周囲の冒険者たちが、面白そうに様子を伺っている。

「安心しろ少年!」

エンキドはウルガの肩に手を置いた。

「俺は戦わない!」

「それ、余計に不安です!」

「後方で応援するタイプだ!」

「一番信用できないやつよそれ!」

セレナが頭を押さえる。

その時、ギルドの奥からリーナが顔を出した。

「……何やってるの?」

事情を聞いたリーナは、少し考え込む。

「うーん……

 正式な同行は却下だけど」

エンキドが身を乗り出す。

「お?」

「街の外縁までなら、

 護衛対象として同行は可」

「護衛!?」

「そう。

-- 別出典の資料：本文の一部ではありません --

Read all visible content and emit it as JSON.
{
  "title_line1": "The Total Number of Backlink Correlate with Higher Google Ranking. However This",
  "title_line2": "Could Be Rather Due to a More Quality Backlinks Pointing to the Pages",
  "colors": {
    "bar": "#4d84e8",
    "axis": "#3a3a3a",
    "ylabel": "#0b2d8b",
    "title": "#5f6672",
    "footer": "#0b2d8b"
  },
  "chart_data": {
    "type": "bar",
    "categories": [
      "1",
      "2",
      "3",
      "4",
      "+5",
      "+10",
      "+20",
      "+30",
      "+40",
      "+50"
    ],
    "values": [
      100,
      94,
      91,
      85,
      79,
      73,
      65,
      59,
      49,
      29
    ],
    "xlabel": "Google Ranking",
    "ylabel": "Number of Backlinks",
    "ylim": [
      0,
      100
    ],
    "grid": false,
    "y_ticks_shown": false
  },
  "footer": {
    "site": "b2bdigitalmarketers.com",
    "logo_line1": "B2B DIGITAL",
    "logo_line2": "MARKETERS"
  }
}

危なくなったら即帰還。

 文句は受け付けない」

エンキドは一瞬だけ沈黙し、次に満面の笑みを浮かべた。

「つまり――

 ついて行けるってことだな!」

「そういう解釈をするのね……」

セレナは深いため息をついた。

ウルガは小さく頭を下げる。

「……よろしくお願いします」

「任せろ!」

エンキドは親指を立てる。

「少年の遺跡探索へ同行!

 この世界一が見守ってやる!」

セレナがぽつりと呟いた。

「……この旅、

 別の意味で寿命が削れそうね」

誰も否定しなかった。


だがウルガはなぜかこの騒がしさを、少しだけ悪くないと思っていた。